Since the refractive index of some materials depends a bit on the wavelength (=color) of the light, the different colors of light bend by different amounts. That results the different colors (or more properly, different wavelengths of light) in the incoming beam splitting apart and traveling at slightly different angles.
With that model in mind, we can answer your questions:
> If you shine a coloured light what would happen?
In a colored light, not every incoming wavelength would have the same brightness. So you'd still split the beam into its component wavelengths, but some would be brighter than others. Since many possible mixes of wavelengths can produce the same colors, you could actually shine two different (say) yellow lights into a prism and see two different resulting spectrums.
> Why does it need to have an angle if you can use cuboid ones?
Refraction happens even without an angle, but when the light exits the other side of an object at the same angle (as it does if the would-be prism has two parallel sides), the same refraction happens in reverse.
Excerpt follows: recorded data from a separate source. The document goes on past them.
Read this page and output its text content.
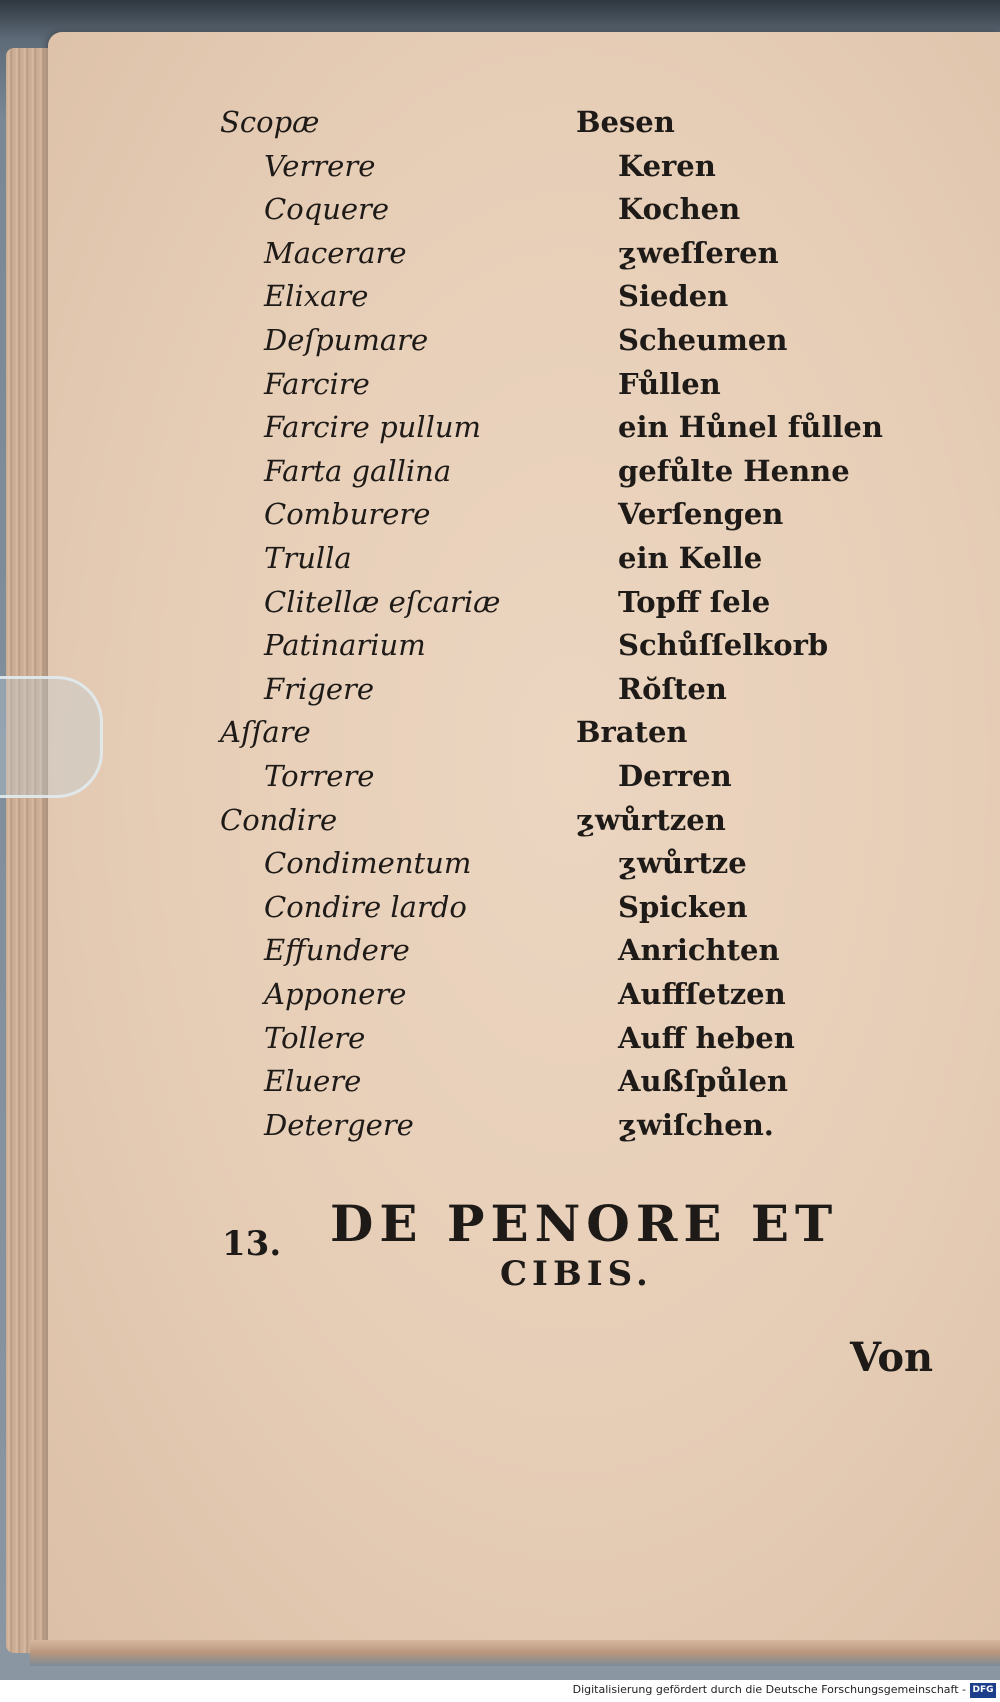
Scopæ	Besen
Verrere	Keren
Coquere	Kochen
Macerare	ƺweſſeren
Elixare	Sieden
Deſpumare	Scheumen
Farcire	Fůllen
Farcire pullum	ein Hůnel fůllen
Farta gallina	gefůlte Henne
Comburere	Verſengen
Trulla	ein Kelle
Clitellæ eſcariæ	Topff ſele
Patinarium	Schůſſelkorb
Frigere	Rŏſten
Aſſare	Braten
Torrere	Derren
Condire	ƺwůrtzen
Condimentum	ƺwůrtze
Condire lardo	Spicken
Effundere	Anrichten
Apponere	Auffſetzen
Tollere	Auff heben
Eluere	Außſpůlen
Detergere	ƺwiſchen.
13. DE PENORE ET
CIBIS.
Von
Digitalisierung gefördert durch die Deutsche Forschungsgemeinschaft - DFG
This puts the rays back in parallel. Since the rays didn't separate much in their brief travel through the material, all this results in is a very slight violet tinge on one side of the beam and a very slight red tinge on the other, and even that is a result of the fact that the beam has some non-zero width.
If the sides aren't parallel, though, the light doesn't hit the other side at the same angle. This causes the rays to further disperse (more sharply this time, because this time they weren't even striking at the same angle in addition to the wavelength-dependence of the refractive index), which is what produces the widely spaced bands of color you associate with a prism.
> Do different shapes give different affects?
The overall shape isn't important, just the angle at which the light enters and exits.
* You might wonder about the full physics of exactly what's happening here. There are a few ways to think about it.
One is that, in effect, the light is diffracting around all the billions of billions of billions of particles in the material. That diffraction results in an interference pattern, and it turns out that the interference is only constructive at the angle the light apparently "travels" and destructive everywhere else. Since interference patterns are in general wavelength-dependent, it's not too surprising that the refractive index is wavelength-dependent with this idea in mind.
Another is to think of the light as effectively setting up a resonance in the material, with the photons forcing the molecules in the material to vibrate along with the light's frequency. That vibration, which is a vibration in charged particles, produces a vibration in the electromagnetic field - i.e., the original light - but traveling more slowly and with its phase shifted.